The problems arise because of changes Microsoft made to how the Web browser handles Web programs called ActiveX controls. The modifications are designed to shield Microsoft from liability in a high-profile patent dispute with Eolas Technologies and the University of California.
Microsoft had warned that the ActiveX tweaks, first announced in December, can affect how certain sites display in the browser. The software maker released a "compatibility patch" alongside Tuesday's security update that undoes the ActiveX changes for another 60 days.
In the Google Toolbar, users may experience an error when closing a window that contains an inactive ActiveX control, PatchLink said.

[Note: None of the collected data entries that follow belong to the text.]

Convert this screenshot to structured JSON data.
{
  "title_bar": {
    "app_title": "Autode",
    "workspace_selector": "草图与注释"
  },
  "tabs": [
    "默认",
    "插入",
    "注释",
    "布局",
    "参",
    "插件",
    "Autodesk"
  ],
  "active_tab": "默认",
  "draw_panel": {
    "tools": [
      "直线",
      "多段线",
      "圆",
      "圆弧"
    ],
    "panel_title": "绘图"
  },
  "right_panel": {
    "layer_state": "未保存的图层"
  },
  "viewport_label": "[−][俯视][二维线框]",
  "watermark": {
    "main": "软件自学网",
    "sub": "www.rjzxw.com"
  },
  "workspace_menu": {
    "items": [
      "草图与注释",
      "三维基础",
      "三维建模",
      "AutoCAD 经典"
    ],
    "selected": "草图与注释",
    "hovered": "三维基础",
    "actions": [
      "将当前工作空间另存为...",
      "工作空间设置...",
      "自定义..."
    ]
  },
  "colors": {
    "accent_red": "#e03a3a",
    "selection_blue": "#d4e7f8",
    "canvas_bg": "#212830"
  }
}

The problem affects only older versions of the Google Toolbar, those before version 220.127.116.11, a Microsoft representative said in an e-mailed statement. "Google implemented a fix and shipped this to users on March 8 by using its automatic servicing mechanism," the Microsoft representative said. "We expect the problem to be fully remedied."
Google did not immediately respond to requests seeking comment. PatchLink said it was made aware of the compatibility issues by its customer base.
While the Google Desktop error appears to occur only in some instances, Siebel 7 users face a bigger problem. After installing the IE patch, users must click several times to be able to use the Siebel customer relationship management program, one time for each ActiveX control in the program, PatchLink said.
Oracle is working with Microsoft to address the issue, a representative for the Redwood Shores, Calif.-based Oracle said. "In May, we anticipate issuing fixes to address this Microsoft problem for Siebel 7 users," the representative said in an e-mailed statement.
Microsoft's patch can also affect ActiveX controls that use Java Platform, Standard Edition 1.3 or 1.4, PatchLink said. Users will have to click twice to be able to use such a Web program if it uses the affected Java versions, the patch management specialist said. A newer version of Java, 1.5, is not affected, it said.
The Java issue surfaced in February, when Microsoft first publicly released the IE update, the Microsoft representative said. "Microsoft has made changes to address this issue, and we believe it is resolved," the representative said. "We are unaware of any new specific compatibility issues with Java and will fully investigate any issues we hear from customers and partners."